← Back to Library

"Agentic AI" is a bonfire of the tokens while fab capacity, power grids, and P&Ls are the brakes:…

Brad DeLong cuts through the hype cycle with a stark physical reality check: the dream of agentic AI is currently colliding with the hard limits of power grids and semiconductor factories. While the industry celebrates "reasoning" breakthroughs, he argues we are merely burning cash in an industrial-scale stochastic parrot farm that is rapidly hitting diminishing returns on intelligence per kilowatt-hour.

The Engineering Reality vs.
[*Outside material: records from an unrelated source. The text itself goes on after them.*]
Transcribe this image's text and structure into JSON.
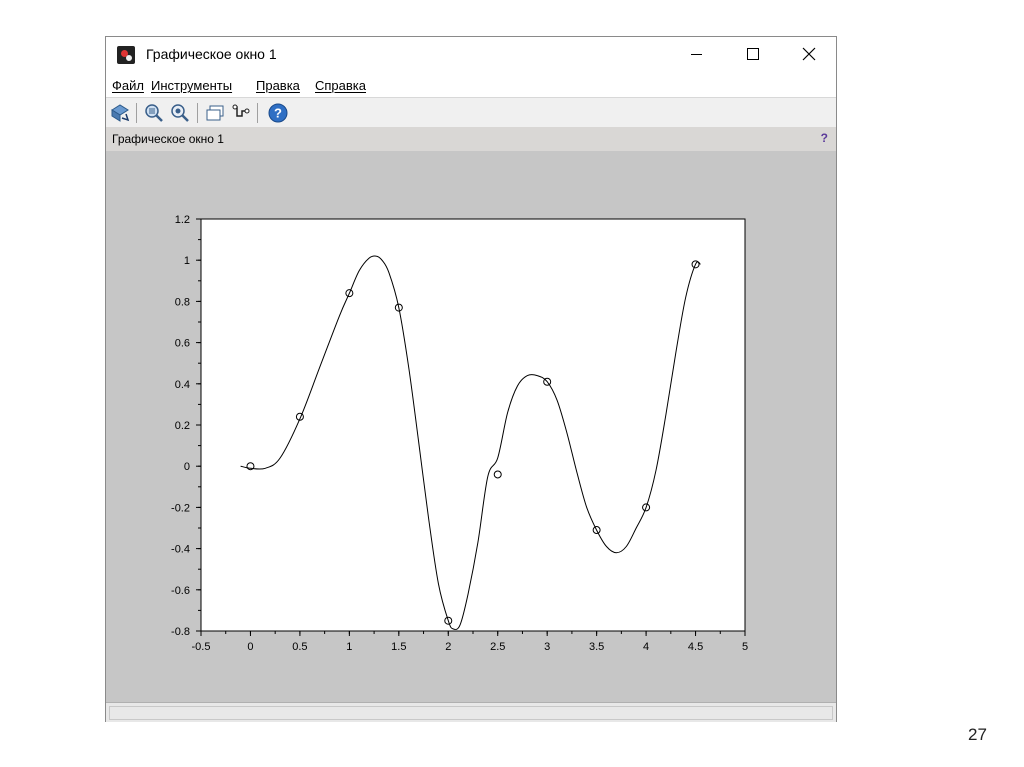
{
  "window": {
    "title": "Графическое окно 1",
    "figure_label": "Графическое окно 1",
    "help_mark": "?"
  },
  "menu": [
    {
      "label": "Файл"
    },
    {
      "label": "Инструменты"
    },
    {
      "label": "Правка"
    },
    {
      "label": "Справка"
    }
  ],
  "toolbar": {
    "icons": [
      "rotate-icon",
      "zoom-icon",
      "zoom-reset-icon",
      "window-icon",
      "datatip-icon",
      "help-icon"
    ]
  },
  "slide_number": "27",
  "chart_data": {
    "type": "line",
    "title": "",
    "xlabel": "",
    "ylabel": "",
    "xlim": [
      -0.5,
      5
    ],
    "ylim": [
      -0.8,
      1.2
    ],
    "xticks": [
      "-0.5",
      "0",
      "0.5",
      "1",
      "1.5",
      "2",
      "2.5",
      "3",
      "3.5",
      "4",
      "4.5",
      "5"
    ],
    "yticks": [
      "1.2",
      "1",
      "0.8",
      "0.6",
      "0.4",
      "0.2",
      "0",
      "-0.2",
      "-0.4",
      "-0.6",
      "-0.8"
    ],
    "grid": false,
    "series": [
      {
        "style": "line",
        "x": [
          -0.1,
          0,
          0.15,
          0.3,
          0.5,
          0.7,
          0.9,
          1.0,
          1.1,
          1.2,
          1.27,
          1.33,
          1.4,
          1.5,
          1.6,
          1.7,
          1.8,
          1.9,
          2.0,
          2.05,
          2.12,
          2.2,
          2.3,
          2.4,
          2.5,
          2.6,
          2.7,
          2.8,
          2.9,
          3.0,
          3.1,
          3.2,
          3.3,
          3.4,
          3.5,
          3.6,
          3.7,
          3.8,
          3.9,
          4.0,
          4.1,
          4.2,
          4.3,
          4.4,
          4.5,
          4.55
        ],
        "y": [
          0.0,
          -0.01,
          -0.01,
          0.04,
          0.23,
          0.48,
          0.73,
          0.84,
          0.95,
          1.01,
          1.02,
          1.0,
          0.94,
          0.77,
          0.48,
          0.12,
          -0.25,
          -0.57,
          -0.75,
          -0.79,
          -0.77,
          -0.62,
          -0.37,
          -0.05,
          0.04,
          0.26,
          0.39,
          0.44,
          0.44,
          0.41,
          0.32,
          0.16,
          -0.03,
          -0.2,
          -0.31,
          -0.39,
          -0.42,
          -0.39,
          -0.3,
          -0.2,
          -0.02,
          0.25,
          0.55,
          0.82,
          0.98,
          0.98
        ]
      },
      {
        "style": "markers",
        "marker": "circle",
        "x": [
          0,
          0.5,
          1.0,
          1.5,
          2.0,
          2.5,
          3.0,
          3.5,
          4.0,
          4.5
        ],
        "y": [
          0.0,
          0.24,
          0.84,
          0.77,
          -0.75,
          -0.04,
          0.41,
          -0.31,
          -0.2,
          0.98
        ]
      }
    ]
  }
}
The Hype

DeLong begins by dismantling the notion that current large language models represent a fundamental leap in cognition. He describes the trajectory from the 2017 "Attention Is All You Need" paper to today's systems as scaling an "incredibly impressive engineering accomplishment" into something that merely mimics thought. As he notes, citing Cosma Shalizi, the achievement is in making the machine work, but the underlying mechanism remains a finite-order Markov model optimized for probability, not truth.
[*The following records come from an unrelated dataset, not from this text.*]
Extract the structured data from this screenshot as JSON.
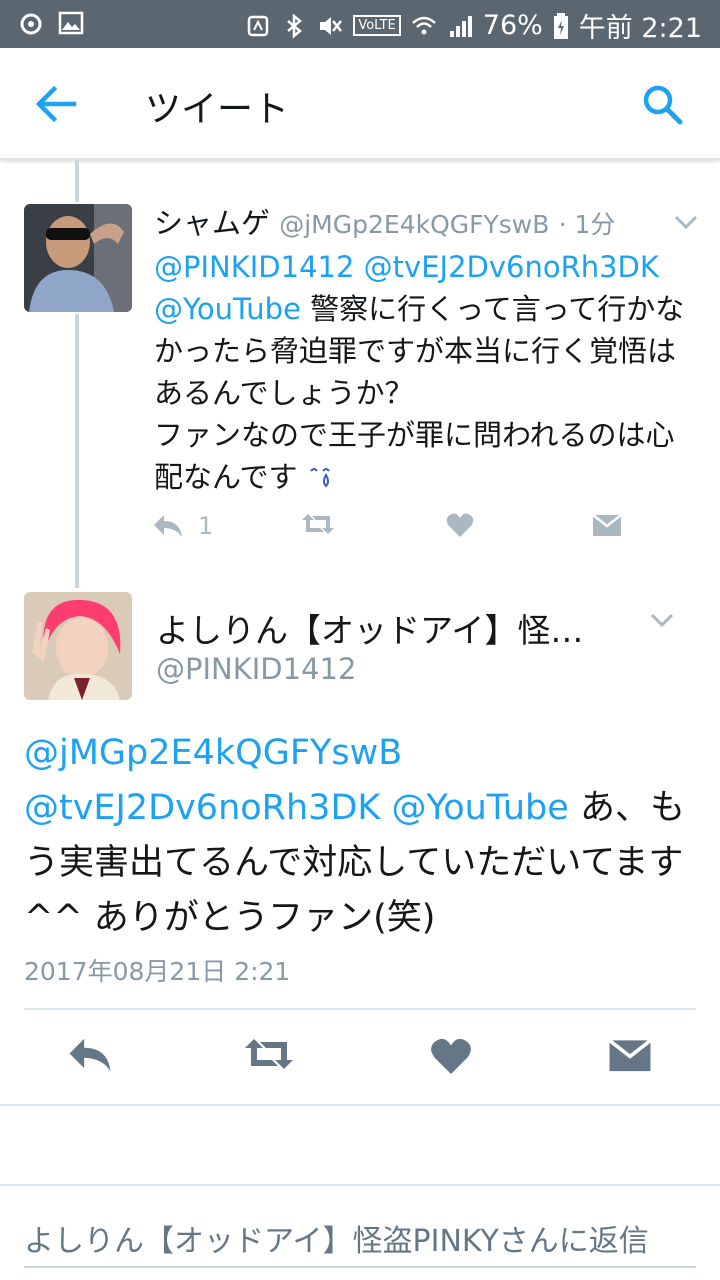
{
  "status_bar": {
    "battery": "76%",
    "time": "午前 2:21",
    "volte": "VoLTE"
  },
  "header": {
    "title": "ツイート"
  },
  "tweet_parent": {
    "name": "シャムゲ",
    "handle": "@jMGp2E4kQGFYswB",
    "time": "· 1分",
    "mentions": [
      "@PINKID1412",
      "@tvEJ2Dv6noRh3DK",
      "@YouTube"
    ],
    "text_after_mentions": "警察に行くって言って行かなかったら脅迫罪ですが本当に行く覚悟はあるんでしょうか？",
    "text_line2": "ファンなので王子が罪に問われるのは心配なんです",
    "reply_count": "1"
  },
  "tweet_main": {
    "name": "よしりん【オッドアイ】怪…",
    "handle": "@PINKID1412",
    "mentions": [
      "@jMGp2E4kQGFYswB",
      "@tvEJ2Dv6noRh3DK",
      "@YouTube"
    ],
    "text": "あ、もう実害出てるんで対応していただいてます^^ ありがとうファン(笑)",
    "date": "2017年08月21日 2:21"
  },
  "reply_prompt": "よしりん【オッドアイ】怪盗PINKYさんに返信",
  "colors": {
    "accent": "#1da1f2",
    "status_bar": "#5b6770",
    "icon_gray": "#aab8c2",
    "icon_dark": "#657786"
  }
}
"Agentic AI" is a bonfire of the tokens while fab capacity, power grids, and P&Ls are the brakes:…

The core of DeLong's argument rests on the idea that scaling up models, data, and inference runs yields better compression of existing internet text, not new insights. "More scale lets it better approximate the conditional distribution of tokens produced by the median Reddit commenter, Substack ranter, or corporate PR department," he writes. This is a crucial distinction: the system is getting better at emulating the average of what has already been said, rather than discovering the laws of nature or moral philosophy.

"The training signal says 'be like this corpus,' not 'be smart.'"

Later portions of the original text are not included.